MLE and method of moments estimator (example) Let $X_1,X_2,\dots ,X_n$ be a random sample from the Gamma distribution 
$$ f(x,\theta)=\theta^2 x e^{-\theta x},\quad x>0$$
To find the Maximum Likelihood Estimator, we define the likelihood function as: 
$$ L(\theta;x_i)=\prod_{i=1}^nf(x_i;\theta)$$ and we demand 
$$\frac{\partial \ln[L(\theta;x_i)]}{\partial\theta}=0$$
For this example 
$$L(\theta;x_i)=\theta^{2n}\cdot \prod_{i=1}^n x_i\cdot e^{-\theta \sum_{i=1}^nx_i}$$
$$\ln[L(\theta;x_i)]=2n\ln(\theta)+n\ln\bigg[\prod_{i=1}^nx_i\bigg]-\theta \sum_{i=1}^nx_i$$
So
$$\frac{2n}{\theta}-\sum_{i=1}^n x_i=0\iff \hat{\theta}=\frac{2}{\bar{X}}$$
To find the estimator of $\theta$ using the method of moments
$$\bar{X}=E(X)=\mu$$
$$E(X)=\int_0^\infty x f(x)dx=\theta^2\cdot\frac{2}{\theta^3}=\frac{2}{\theta}$$
$$\Rightarrow \tilde{\theta}=\frac{2}{\bar{X}}$$
Is there some kind of relation between the two? Why are the expressions of $\hat{\theta}$ and $\tilde{\theta}$ so similar?
 A: 
For this example 
$$L(\theta;x_i)=\theta^{2n}\cdot \prod_{i=1}^n x_i\cdot e^{-\theta
 \sum_{i=1}^nx_i}$$

This is not right. We have $f(x)=\theta^2 x e^{-\theta x}$ Now we calculate the product for every $x_i$ 
$$ L(\theta;x_i)=\prod_{i=1}^n  \theta^2 x_i\cdot  e^{-\theta x_i}=\theta^{2n}\cdot \prod_{i=1}^n  x_i\cdot  e^{-\theta x_i}$$ 
You see that there is as yet no sigma sign involved. There is either an sigma sign or a product sign.

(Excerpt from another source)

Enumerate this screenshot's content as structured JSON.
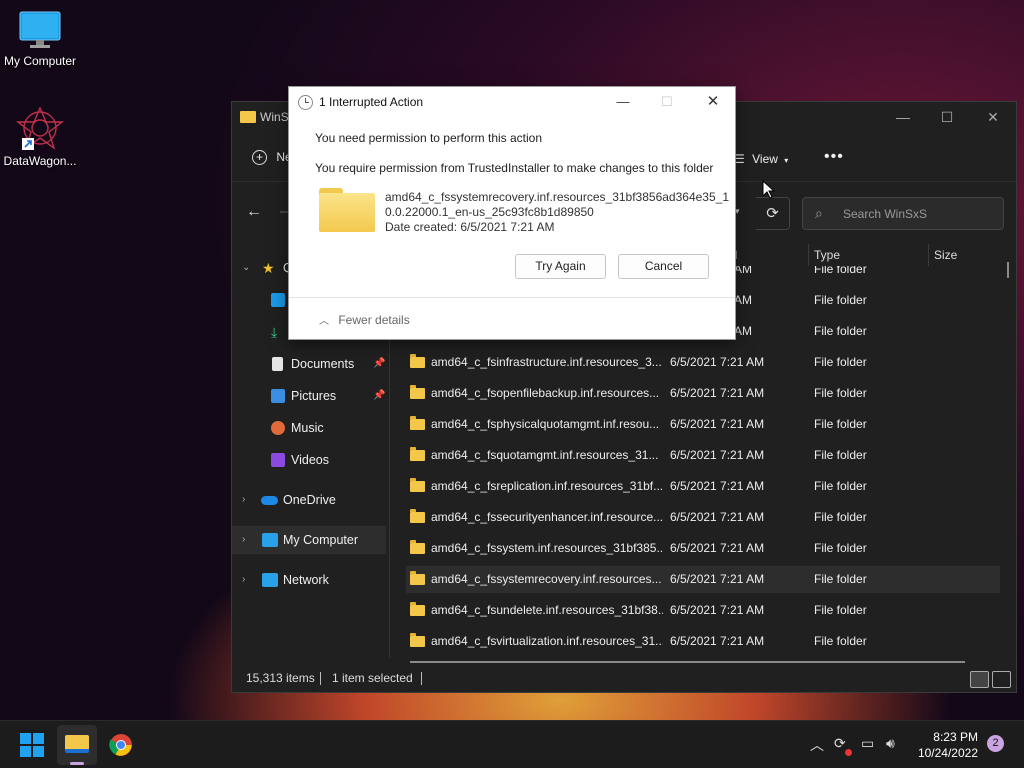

At the next step, taking logarithm, there is a mistake. It is right that the $\theta^{2n}$ becomes the summand $2n\cdot \ln(\theta)$. Now we calculate 
$\ln\left(\prod\limits_{i=1}^n x_i\cdot \large{e^{-\theta x_i}}\right)$
Firstly we use the logarithm rule $\log(a\cdot b)=\log(a)+\log(b)$ to eliminate the product sign.
$$= \sum_{i=1}^n \ln \left( x_i\cdot   \large{e^{-\theta x_i}} \right)$$
We use the same rule again for a further simplification.
$$= \sum_{i=1}^n \ln \left( x_i \right) + \sum_{i=1}^n  \ln\left(   \large{e^{-\theta x_i}} \right)$$
$$= \sum_{i=1}^n \ln \left( x_i \right) -\theta  \sum_{i=1}^n x_i$$
With the summnand $2n\cdot \ln (\theta)$ we have
$$\ln \left(L(\theta;x_i)\right)=2n\cdot \ln (\theta) +\sum_{i=1}^n \ln \left( x_i \right) -\theta  \sum_{i=1}^n x_i$$
Now the derivative w.r.t. $\theta$ is
$$\frac{2n}{\theta}-\sum_{i=1}^n x_i=0$$
For the rest there are no logarithm rules required.